Free went out the window (and with a monopoly and at $75 a year Network Solutions was making serious bank) and ICANN made a very simple rule -- if you own the trademark, or if you have demonstrable prior use, you can take the domain name away from someone.
Under this rule, Sting was able to get his domain name from a fan, but Madonna apparently had some trouble with the Catholic Church and prior use. Of course Sting, Madonna and the Catholic Church all have a lot of money to put together their cases before ICANN.
Free has come back in a fashion -- OnlineNIC got all those domain names by being a registrar -- they could register them for a week without paying their ICANN fees, drop them and then re-register them. Of course, with $7 registration from GoDaddy, squatting (some say 'speculating') is a pretty cheap game. We have a client who paid $26,000 for a domain name, just because he thought it sounded good, not for trademark reasons.
What made the Verizon lawsuit interesting was that they got a judgment for $50,000 for each of the 633 domains Verizon claims were created specifically to be confused with legitimate Verizon brands, totaling up to that $33.15 million. That is, the got a judgment against OnlineNIC, but they can't actually find anyone who works for the company.

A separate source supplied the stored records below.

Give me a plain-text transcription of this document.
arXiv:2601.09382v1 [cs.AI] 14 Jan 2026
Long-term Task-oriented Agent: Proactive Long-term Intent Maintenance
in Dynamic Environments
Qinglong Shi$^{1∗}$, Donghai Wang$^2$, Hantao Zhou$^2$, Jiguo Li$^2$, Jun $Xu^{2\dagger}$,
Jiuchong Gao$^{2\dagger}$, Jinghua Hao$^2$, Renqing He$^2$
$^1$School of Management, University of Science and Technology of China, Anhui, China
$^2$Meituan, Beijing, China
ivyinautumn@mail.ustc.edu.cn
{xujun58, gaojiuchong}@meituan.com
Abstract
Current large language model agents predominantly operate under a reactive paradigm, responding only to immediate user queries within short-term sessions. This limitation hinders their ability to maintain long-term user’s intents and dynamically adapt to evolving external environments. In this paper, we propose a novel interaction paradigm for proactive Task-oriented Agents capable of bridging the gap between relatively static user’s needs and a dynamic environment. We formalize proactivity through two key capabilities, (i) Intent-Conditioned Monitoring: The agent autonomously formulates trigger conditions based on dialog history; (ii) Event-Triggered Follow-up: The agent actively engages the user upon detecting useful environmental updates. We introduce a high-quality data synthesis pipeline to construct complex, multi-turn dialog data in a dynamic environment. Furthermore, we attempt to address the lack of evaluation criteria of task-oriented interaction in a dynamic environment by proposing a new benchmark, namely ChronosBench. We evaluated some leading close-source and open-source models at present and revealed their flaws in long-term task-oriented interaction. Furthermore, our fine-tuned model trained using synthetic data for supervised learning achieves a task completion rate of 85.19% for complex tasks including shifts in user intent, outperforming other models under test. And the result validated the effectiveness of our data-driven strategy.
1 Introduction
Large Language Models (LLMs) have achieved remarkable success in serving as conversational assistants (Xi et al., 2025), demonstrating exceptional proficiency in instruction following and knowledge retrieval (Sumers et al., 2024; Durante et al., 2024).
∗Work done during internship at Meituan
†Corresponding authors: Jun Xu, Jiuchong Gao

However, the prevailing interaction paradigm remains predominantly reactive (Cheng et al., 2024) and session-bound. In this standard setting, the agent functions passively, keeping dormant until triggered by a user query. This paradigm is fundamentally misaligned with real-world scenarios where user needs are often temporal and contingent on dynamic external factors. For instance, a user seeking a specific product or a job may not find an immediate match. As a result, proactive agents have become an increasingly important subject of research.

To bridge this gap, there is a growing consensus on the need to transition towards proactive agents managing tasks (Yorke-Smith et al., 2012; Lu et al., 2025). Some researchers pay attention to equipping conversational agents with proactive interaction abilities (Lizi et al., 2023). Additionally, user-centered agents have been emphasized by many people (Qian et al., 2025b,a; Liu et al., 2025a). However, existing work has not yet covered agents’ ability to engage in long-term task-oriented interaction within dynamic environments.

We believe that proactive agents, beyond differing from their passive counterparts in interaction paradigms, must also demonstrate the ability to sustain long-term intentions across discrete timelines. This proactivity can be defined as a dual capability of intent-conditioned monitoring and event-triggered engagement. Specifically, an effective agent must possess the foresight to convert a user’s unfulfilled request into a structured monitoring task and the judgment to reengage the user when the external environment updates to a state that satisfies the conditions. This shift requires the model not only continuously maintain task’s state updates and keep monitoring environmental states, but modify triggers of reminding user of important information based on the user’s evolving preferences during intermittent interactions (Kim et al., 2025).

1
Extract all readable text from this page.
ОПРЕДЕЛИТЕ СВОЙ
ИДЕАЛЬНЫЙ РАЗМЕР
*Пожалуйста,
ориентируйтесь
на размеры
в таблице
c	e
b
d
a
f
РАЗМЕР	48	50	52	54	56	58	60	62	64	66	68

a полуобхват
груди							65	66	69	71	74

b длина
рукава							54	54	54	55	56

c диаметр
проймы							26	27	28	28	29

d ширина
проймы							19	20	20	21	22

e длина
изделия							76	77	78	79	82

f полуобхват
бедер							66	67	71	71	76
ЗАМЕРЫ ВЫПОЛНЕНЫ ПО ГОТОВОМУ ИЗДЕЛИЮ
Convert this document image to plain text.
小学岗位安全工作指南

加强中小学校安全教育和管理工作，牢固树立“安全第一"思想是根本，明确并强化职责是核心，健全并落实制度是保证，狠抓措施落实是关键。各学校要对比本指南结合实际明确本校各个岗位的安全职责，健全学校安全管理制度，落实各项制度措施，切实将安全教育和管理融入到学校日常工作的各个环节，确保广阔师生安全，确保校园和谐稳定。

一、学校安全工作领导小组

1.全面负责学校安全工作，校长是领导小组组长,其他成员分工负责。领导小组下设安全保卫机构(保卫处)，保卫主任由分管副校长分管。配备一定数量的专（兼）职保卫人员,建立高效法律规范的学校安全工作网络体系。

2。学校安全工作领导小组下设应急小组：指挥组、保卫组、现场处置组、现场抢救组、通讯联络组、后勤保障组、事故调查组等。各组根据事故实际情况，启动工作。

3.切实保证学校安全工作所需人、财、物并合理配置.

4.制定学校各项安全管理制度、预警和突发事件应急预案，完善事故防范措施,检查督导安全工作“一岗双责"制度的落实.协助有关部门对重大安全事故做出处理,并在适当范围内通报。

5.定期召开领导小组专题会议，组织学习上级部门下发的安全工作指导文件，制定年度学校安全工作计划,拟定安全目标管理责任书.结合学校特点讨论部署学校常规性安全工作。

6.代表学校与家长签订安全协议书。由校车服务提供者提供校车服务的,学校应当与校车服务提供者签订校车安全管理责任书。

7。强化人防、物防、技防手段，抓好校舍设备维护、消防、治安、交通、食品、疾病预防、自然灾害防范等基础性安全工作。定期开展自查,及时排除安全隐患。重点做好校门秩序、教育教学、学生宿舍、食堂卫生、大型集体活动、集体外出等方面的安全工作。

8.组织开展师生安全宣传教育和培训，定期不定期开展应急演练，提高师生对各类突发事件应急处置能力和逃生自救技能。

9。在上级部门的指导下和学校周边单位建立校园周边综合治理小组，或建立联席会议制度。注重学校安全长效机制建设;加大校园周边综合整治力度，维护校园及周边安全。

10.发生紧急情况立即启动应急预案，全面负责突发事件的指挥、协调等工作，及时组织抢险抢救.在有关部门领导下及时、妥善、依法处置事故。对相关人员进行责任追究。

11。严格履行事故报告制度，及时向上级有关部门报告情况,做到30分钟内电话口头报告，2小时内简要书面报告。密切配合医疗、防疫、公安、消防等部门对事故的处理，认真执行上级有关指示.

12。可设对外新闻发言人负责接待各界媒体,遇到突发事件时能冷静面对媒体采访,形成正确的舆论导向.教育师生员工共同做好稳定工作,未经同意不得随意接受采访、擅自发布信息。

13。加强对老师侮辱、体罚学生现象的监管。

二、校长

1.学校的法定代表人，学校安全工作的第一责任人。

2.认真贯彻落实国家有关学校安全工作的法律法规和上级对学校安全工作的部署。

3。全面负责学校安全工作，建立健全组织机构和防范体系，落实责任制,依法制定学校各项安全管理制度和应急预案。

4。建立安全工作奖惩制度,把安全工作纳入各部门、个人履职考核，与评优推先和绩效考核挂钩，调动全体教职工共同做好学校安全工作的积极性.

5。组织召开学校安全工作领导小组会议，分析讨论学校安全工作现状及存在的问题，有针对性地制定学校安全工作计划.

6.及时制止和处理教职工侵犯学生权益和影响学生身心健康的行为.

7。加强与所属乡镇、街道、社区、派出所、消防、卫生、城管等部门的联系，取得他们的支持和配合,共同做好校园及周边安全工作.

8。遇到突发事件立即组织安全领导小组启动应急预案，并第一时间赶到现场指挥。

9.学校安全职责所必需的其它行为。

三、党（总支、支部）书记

Ironically, Verizon got what they could have with a simple ICANN complaint, that is, they got control of the domain names. I say 'ironically' because they've parked all those domains with Network Solutions, who runs advertising on parked domains, which is exactly the complaint Verizon had with OnlineNIC. The end game is the same, only it's a friendly company getting the ad revenue instead of the obscure company Verizon sued.